Estudo mostra que categoria teve expressivo crescimento entre público mais jovem desde 2016

Redação Publicado em 25/08/2021, às 11h00

Fórmula 1 conseguiu aumento expressivo de público entre os mais jovens - Twitter/F1
Fórmula 1 conseguiu aumento expressivo de público entre os mais jovens - Twitter/F1

A Liberty Media assumiu a gestão da Fórmula 1 no final de 2016. À época, uma das estratégias da empresa foi deixada muito clara: repaginar a categoria de forma a atrair fãs mais novos, uma vez que as idades dos apaixonados por F1 estava aumentando exponencialmente sem que as novas gerações continuassem com o legado.

De lá para cá, algumas atitudes foram tomadas em prol desse objetivo. Entre outras coisas, a Liberty Media decidiu investir de forma pesada nas redes sociais, o que não era feito antes. Depois, com o crescimento cada vez maior dos e-Sports, começou a focar parte dos seus esforços no segmento, com o ápice sendo a realização de uma série de Grandes Prêmios Virtuais para envolver os fãs quando o campeonato não estava acontecendo nas pistas por conta da paralisação devido à pandemia de Covid-19 no primeiro semestre de 2020.
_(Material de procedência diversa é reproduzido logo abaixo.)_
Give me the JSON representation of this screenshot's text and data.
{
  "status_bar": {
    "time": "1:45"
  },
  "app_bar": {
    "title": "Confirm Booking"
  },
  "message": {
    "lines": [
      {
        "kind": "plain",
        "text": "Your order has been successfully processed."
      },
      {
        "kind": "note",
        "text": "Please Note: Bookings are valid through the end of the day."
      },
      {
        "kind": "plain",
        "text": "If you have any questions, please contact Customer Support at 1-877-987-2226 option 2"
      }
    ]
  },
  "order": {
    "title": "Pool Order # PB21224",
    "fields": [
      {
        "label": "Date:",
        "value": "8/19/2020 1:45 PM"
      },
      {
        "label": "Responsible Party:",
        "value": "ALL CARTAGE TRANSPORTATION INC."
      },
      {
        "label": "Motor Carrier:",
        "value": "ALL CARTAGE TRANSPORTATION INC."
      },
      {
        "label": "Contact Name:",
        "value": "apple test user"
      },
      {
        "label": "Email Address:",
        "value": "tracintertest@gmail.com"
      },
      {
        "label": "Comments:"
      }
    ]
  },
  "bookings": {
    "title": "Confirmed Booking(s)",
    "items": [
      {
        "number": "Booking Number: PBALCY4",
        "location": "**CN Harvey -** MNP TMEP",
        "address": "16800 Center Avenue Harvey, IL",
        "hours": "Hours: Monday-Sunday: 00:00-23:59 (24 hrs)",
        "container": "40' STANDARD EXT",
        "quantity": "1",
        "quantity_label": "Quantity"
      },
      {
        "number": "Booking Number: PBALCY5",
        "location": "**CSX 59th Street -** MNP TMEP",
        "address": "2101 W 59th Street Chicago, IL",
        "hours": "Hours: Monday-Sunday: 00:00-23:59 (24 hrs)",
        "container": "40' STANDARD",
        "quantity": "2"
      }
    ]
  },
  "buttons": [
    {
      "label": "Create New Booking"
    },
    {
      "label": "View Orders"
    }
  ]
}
Hoje, quase cinco anos depois, os resultados obtidos demonstram que a estratégia deu certo. Um estudo da empresa The Insights Family, especializada em inteligência de mercado, revelou que o número de crianças que são fãs de Fórmula 1 cresceu 17% nos principais mercados europeus. De acordo com a pesquisa, são cerca de 2,85 milhões de crianças a mais se interessando ativamente pela categoria, o que elevou a base de fãs juvenis da F1 para 20,1 milhões de crianças.

O estudo realizou uma combinação de pesquisas qualitativas e quantitativas nas redes sociais de sete mercados, com um tamanho total de amostra de 162.774 crianças com idades entre 12 e 18 anos. O objetivo foi entender como é o “fã do futuro” e mostrou que os jovens estão consumindo conteúdo principalmente no Instagram e no TikTok, ao invés do Twitter ou Facebook. Além disso, o YouTube também continua sendo um canal importante para os fãs mais jovens se envolverem com a Fórmula 1.
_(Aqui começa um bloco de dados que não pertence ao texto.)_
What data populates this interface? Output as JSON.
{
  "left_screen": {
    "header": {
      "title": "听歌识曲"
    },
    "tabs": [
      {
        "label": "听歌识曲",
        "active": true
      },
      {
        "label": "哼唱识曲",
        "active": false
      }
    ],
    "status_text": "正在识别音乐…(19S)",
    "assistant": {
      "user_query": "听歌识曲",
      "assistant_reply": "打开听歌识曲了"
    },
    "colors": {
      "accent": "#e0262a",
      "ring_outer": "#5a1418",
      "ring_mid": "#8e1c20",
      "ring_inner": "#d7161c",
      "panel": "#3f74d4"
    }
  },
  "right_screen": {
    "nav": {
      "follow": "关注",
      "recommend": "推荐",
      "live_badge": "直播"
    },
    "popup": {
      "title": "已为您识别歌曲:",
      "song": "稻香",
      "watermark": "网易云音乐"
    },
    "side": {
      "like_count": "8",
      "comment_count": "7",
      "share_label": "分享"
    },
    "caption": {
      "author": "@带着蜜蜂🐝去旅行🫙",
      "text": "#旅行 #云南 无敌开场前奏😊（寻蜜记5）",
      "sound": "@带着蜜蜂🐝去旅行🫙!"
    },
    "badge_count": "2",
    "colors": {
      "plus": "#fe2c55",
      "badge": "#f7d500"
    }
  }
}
Na lista de esportes, a F1 ficou na segunda colocação, com um crescimento anual de 36% nas redes sociais. Para se ter uma ideia do tamanho desse impulso, o futebol, por exemplo, esporte mais praticado do mundo, cresceu “apenas” 6%.

A pesquisa ainda revelou que a chamada “Geração Z”, nascida entre 1997 e 2002, tem um nível de interesse maior pelos esportes eletrônicos do que pelos esportes tradicionais. De acordo com o relatório, 41% das crianças de 3 a 18 anos se envolvem com e-Sports em 2021, um aumento de 22% em relação ao ano anterior. Nesse sentido, a Liberty Media foi certeira: com os Grandes Prêmios Virtuais que misturaram jogadores de e-Sports com pilotos profissionais da categoria nas disputas, a F1 alcançou 30 milhões de visualizações em plataformas de TV e digitais.
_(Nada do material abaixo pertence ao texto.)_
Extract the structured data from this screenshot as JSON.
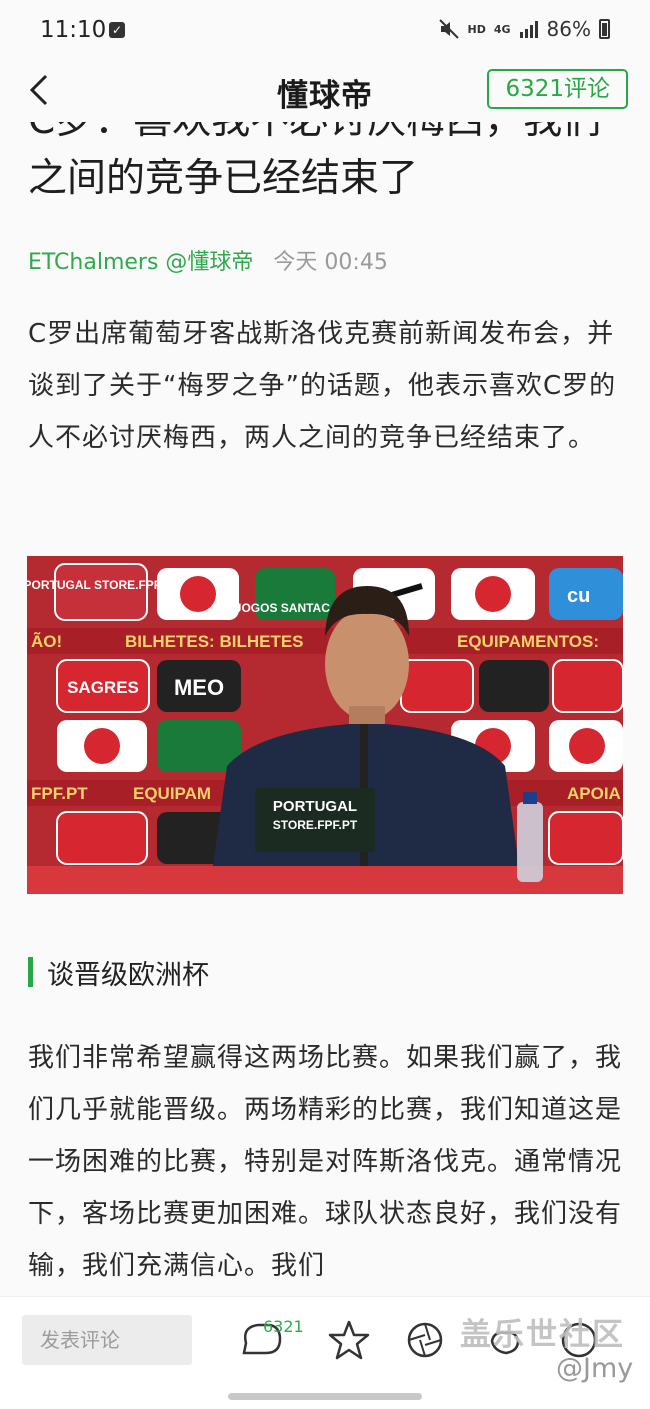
{
  "status_bar": {
    "time": "11:10",
    "network": "HD",
    "network_gen": "4G",
    "battery": "86%"
  },
  "header": {
    "logo": "懂球帝",
    "comment_button": "6321评论"
  },
  "article": {
    "title": "C罗：喜欢我不必讨厌梅西，我们之间的竞争已经结束了",
    "author": "ETChalmers @懂球帝",
    "time": "今天 00:45",
    "intro": "C罗出席葡萄牙客战斯洛伐克赛前新闻发布会，并谈到了关于“梅罗之争”的话题，他表示喜欢C罗的人不必讨厌梅西，两人之间的竞争已经结束了。",
    "photo_texts": {
      "store": "PORTUGAL STORE.FPF.PT",
      "sponsor_a": "SAGRES",
      "sponsor_b": "MEO",
      "sponsor_c": "JOGOS SANTACASA",
      "banner": "BILHETES: BILHETES",
      "banner2": "EQUIPAMENTOS:",
      "banner3": "EQUIPAM",
      "banner4": "APOIA",
      "fpf": "FPF.PT",
      "ao": "ÃO!",
      "cu": "cu"
    },
    "section_title": "谈晋级欧洲杯",
    "body": "我们非常希望赢得这两场比赛。如果我们赢了，我们几乎就能晋级。两场精彩的比赛，我们知道这是一场困难的比赛，特别是对阵斯洛伐克。通常情况下，客场比赛更加困难。球队状态良好，我们没有输，我们充满信心。我们"
  },
  "bottom_bar": {
    "comment_placeholder": "发表评论",
    "comment_count": "6321",
    "watermark": "盖乐世社区",
    "watermark_user": "@Jmy"
  },
  "colors": {
    "accent": "#28a745",
    "author": "#2eaa4d"
  }
}
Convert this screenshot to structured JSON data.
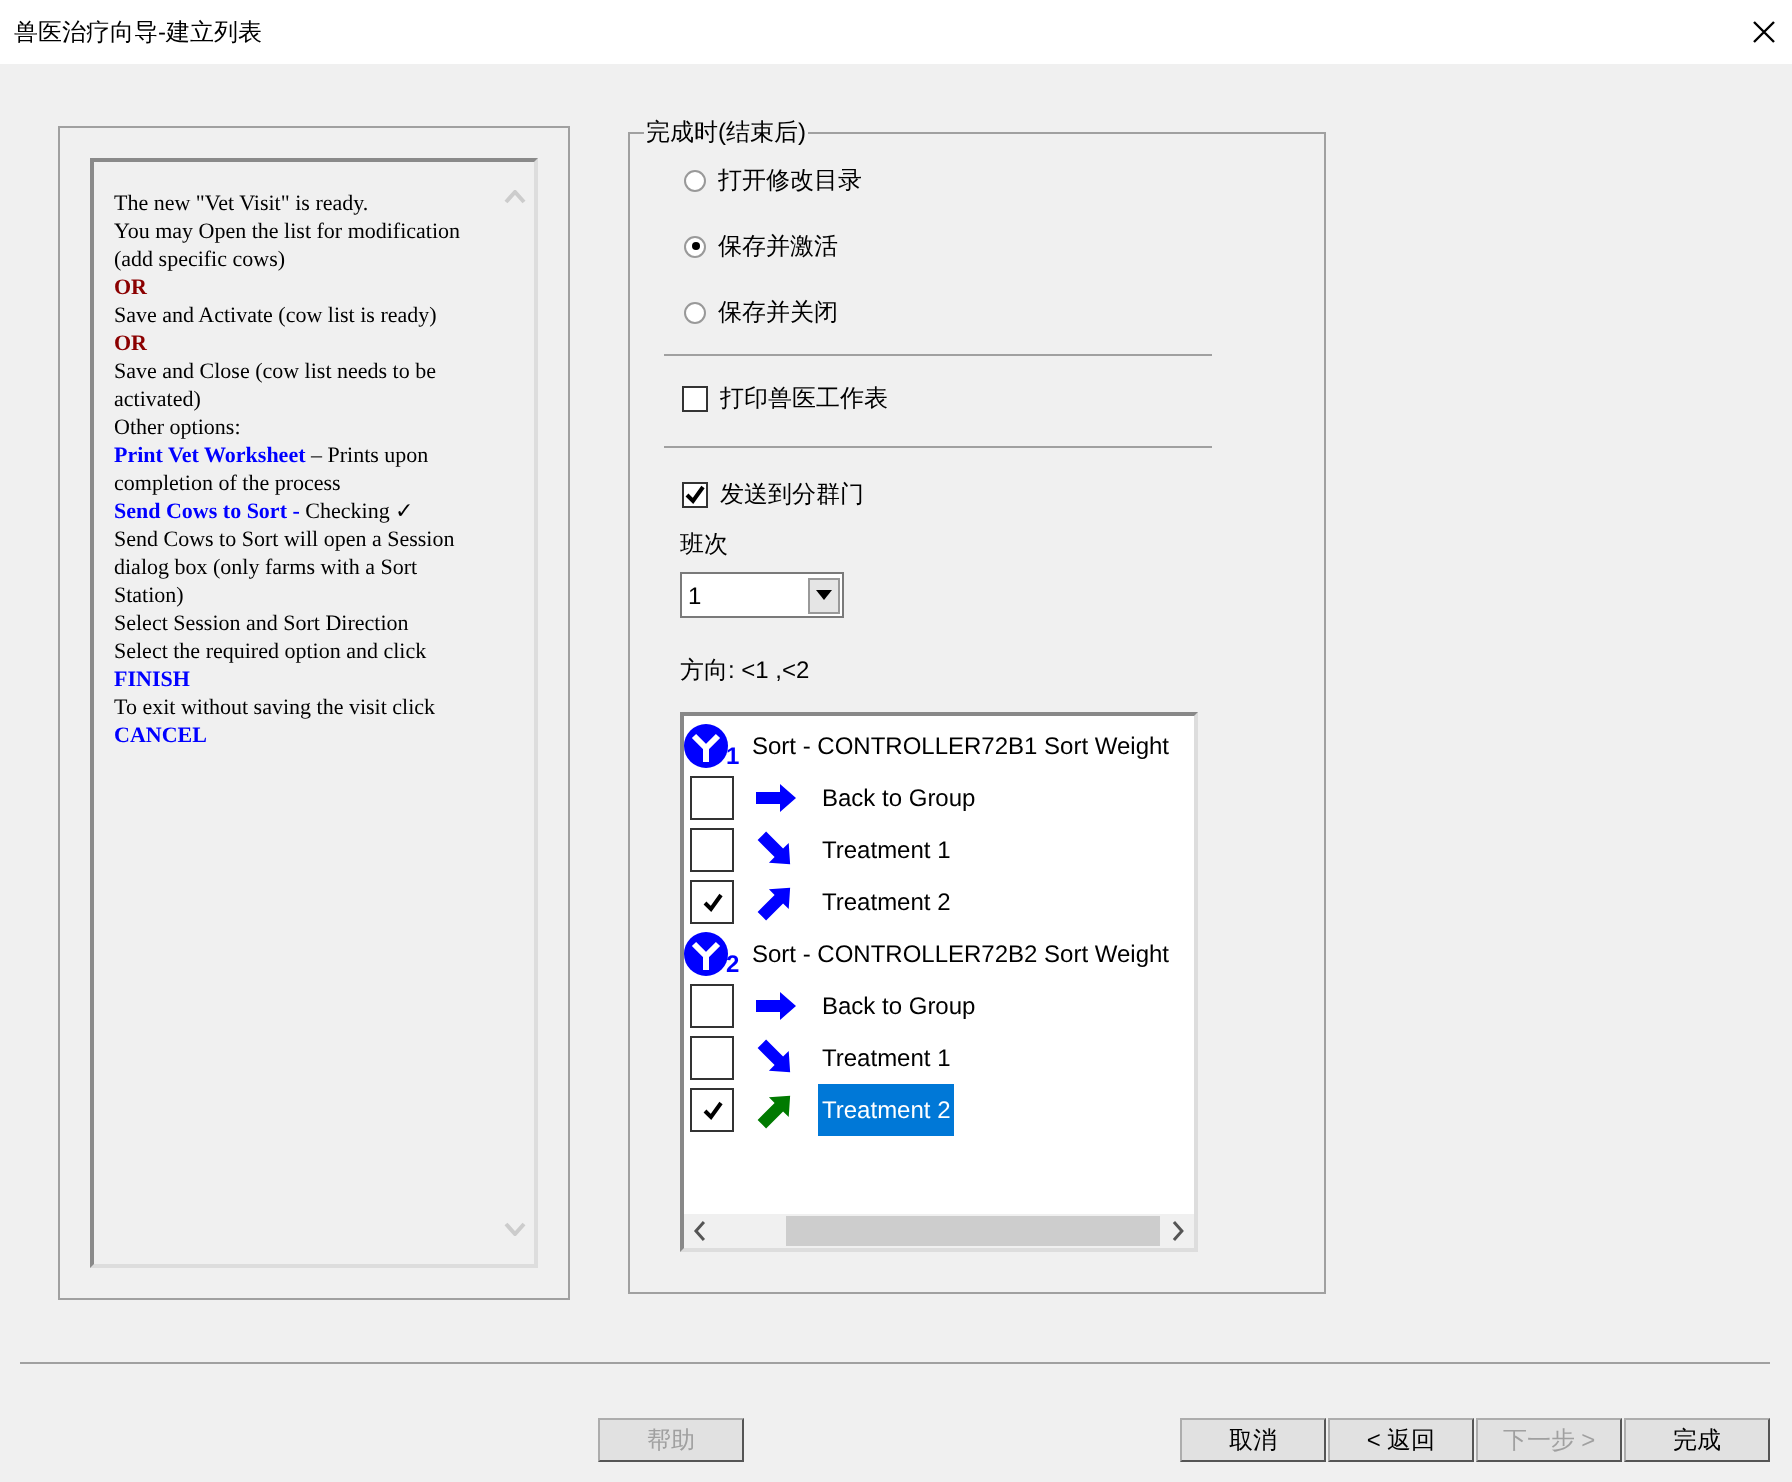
{
  "window": {
    "title": "兽医治疗向导-建立列表"
  },
  "help": {
    "lines": [
      {
        "kind": "text",
        "text": "The new \"Vet Visit\" is ready."
      },
      {
        "kind": "text",
        "text": "You may Open the list for modification (add specific cows)"
      },
      {
        "kind": "or",
        "text": "OR"
      },
      {
        "kind": "text",
        "text": "Save and Activate (cow list is ready)"
      },
      {
        "kind": "or",
        "text": "OR"
      },
      {
        "kind": "text",
        "text": "Save and Close (cow list needs to be activated)"
      },
      {
        "kind": "text",
        "text": "Other options:"
      },
      {
        "kind": "link",
        "text": "Print Vet Worksheet",
        "rest": " – Prints upon completion of the process"
      },
      {
        "kind": "link",
        "text": "Send Cows to Sort -",
        "rest": " Checking ✓"
      },
      {
        "kind": "text",
        "text": "Send Cows to Sort will open a Session dialog box (only farms with a Sort Station)"
      },
      {
        "kind": "text",
        "text": "Select Session and Sort Direction"
      },
      {
        "kind": "text",
        "text": "Select the required option and click"
      },
      {
        "kind": "link",
        "text": "FINISH"
      },
      {
        "kind": "text",
        "text": "To exit without saving the visit click"
      },
      {
        "kind": "link",
        "text": "CANCEL"
      }
    ]
  },
  "options": {
    "legend": "完成时(结束后)",
    "radios": [
      {
        "label": "打开修改目录",
        "selected": false
      },
      {
        "label": "保存并激活",
        "selected": true
      },
      {
        "label": "保存并关闭",
        "selected": false
      }
    ],
    "print_worksheet": {
      "label": "打印兽医工作表",
      "checked": false
    },
    "send_to_sort": {
      "label": "发送到分群门",
      "checked": true
    },
    "shift": {
      "label": "班次",
      "value": "1"
    },
    "direction": "方向: <1 ,<2",
    "sort_tree": [
      {
        "number": "1",
        "label": "Sort - CONTROLLER72B1 Sort Weight",
        "children": [
          {
            "label": "Back to Group",
            "checked": false,
            "selected": false,
            "kind": "right",
            "color": "#0000ff"
          },
          {
            "label": "Treatment 1",
            "checked": false,
            "selected": false,
            "kind": "down-right",
            "color": "#0000ff"
          },
          {
            "label": "Treatment 2",
            "checked": true,
            "selected": false,
            "kind": "up-right",
            "color": "#0000ff"
          }
        ]
      },
      {
        "number": "2",
        "label": "Sort - CONTROLLER72B2 Sort Weight",
        "children": [
          {
            "label": "Back to Group",
            "checked": false,
            "selected": false,
            "kind": "right",
            "color": "#0000ff"
          },
          {
            "label": "Treatment 1",
            "checked": false,
            "selected": false,
            "kind": "down-right",
            "color": "#0000ff"
          },
          {
            "label": "Treatment 2",
            "checked": true,
            "selected": true,
            "kind": "up-right",
            "color": "#007a00"
          }
        ]
      }
    ]
  },
  "buttons": [
    {
      "label": "帮助",
      "disabled": true
    },
    {
      "label": "取消",
      "disabled": false
    },
    {
      "label": "< 返回",
      "disabled": false
    },
    {
      "label": "下一步 >",
      "disabled": true
    },
    {
      "label": "完成",
      "disabled": false
    }
  ]
}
Por último, ainda vale observar a importância da série documental “Drive to Survive”, produzida pela Netflix. O estudo da The Insights Family sugeriu que a associação a uma gigante do streaming e o fato de conhecer mais de perto os bastidores da Fórmula 1 atraíram os mais jovens. Segundo a pesquisa, a série “tende a divertir completamente” os mais novos.

“Esta geração está superinformada e constantemente conectada. Eles têm acesso desde muito novos a todo conteúdo que possam desejar. Isso apresenta desafios e oportunidades para criadores de conteúdo, marcas e propriedades. A abordagem proativa da Fórmula 1 de investir em pesquisa e desenvolver uma estratégia para novos fãs é a melhor. Os resultados que vimos em nossos rastreadores em alguns dos principais mercados falam por si só”, disse Nick Richardson, fundador e executivo-chefe da The Insights Family.

“Estamos sempre pensando em maneiras criativas e inovadoras de envolver novos públicos e mostrar o esporte que centenas de milhões de fãs em todo o mundo já conhecem e amam. Por isso, é ótimo ver que o trabalho que estamos fazendo para atingir públicos mais jovens está rendendo resultados. Por meio do uso de plataformas sociais e digitais, temos sido capazes de revelar nosso esporte, muitas vezes complexo, para a próxima geração de fãs”, celebrou Ellie Norman, diretora de marketing e comunicações da Fórmula 1.